AI-aided design of multi-epitope peptide vaccine elicits cellular and humoral immunity to broad Omicron subvariants

Peptide vaccines offer a flexible, rapidly updatable platform for responding to SARS-CoV-2 antigenic drift. However, many candidates target a single epitope class, predominantly CD4+/CD8+ T-cell or short linear B-cell epitopes, limiting their capacity to induce both high-titer neutralizing antibodies and robust T cell immunity. Here, to elicit potent humoral and cellular responses, we applied AI-aided epitope prediction tools to analyze 18 Omicron subvariants and designed two candidate peptides from the RBD of XBB.1.5, named LY54-XBB (L455-Y508) and P67-XBB (Y351-K378). In silico TCR-pMHC binding analysis and structural modeling validated that both peptides engage T-cell epitopes. The immunogenicity of the two peptide nanoemulsions was validated in murine and NHP models.
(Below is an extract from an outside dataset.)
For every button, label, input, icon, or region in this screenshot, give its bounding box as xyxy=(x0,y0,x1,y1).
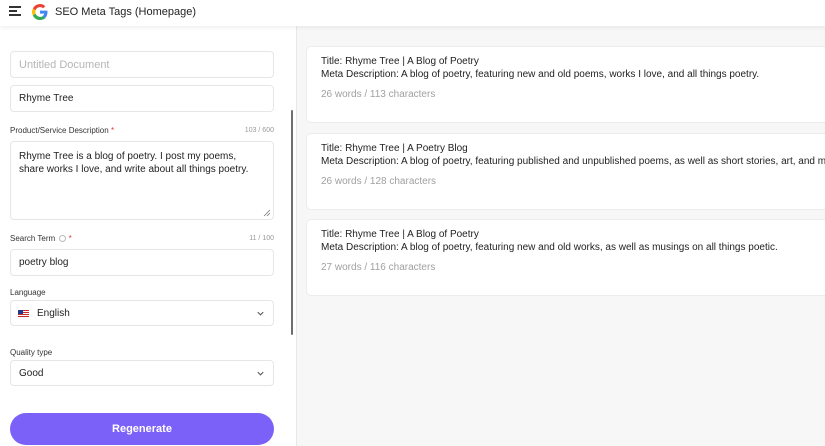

Mixed vaccination elicited RBD-binding, ACE2-blocking, and pseudovirus-neutralizing antibody responses, together with a Th1-biased cross-reactive cellular immune response and no observable adverse reactions. Crucially, mixed vaccination protected the lungs of HLA-A2/DR1-hACE2 transgenic mice from the SARS-CoV-2 BA.5 variant challenge. Meanwhile, ex vivo stimulation of hPBMCs from COVID-19 convalescent plasma donors confirmed that both peptides elicit antigen-specific CD4+ and CD8+ T cell responses, validating the inclusion of effective T-cell epitopes. These complementary peptides, supported by both experimental and computational validation, represent promising, rapidly updatable booster candidates. Our epitope-based pipeline offers a generalizable framework for vaccine design that may contribute to sustaining population immunity against SARS-CoV-2 and other antigenically diverse pathogens.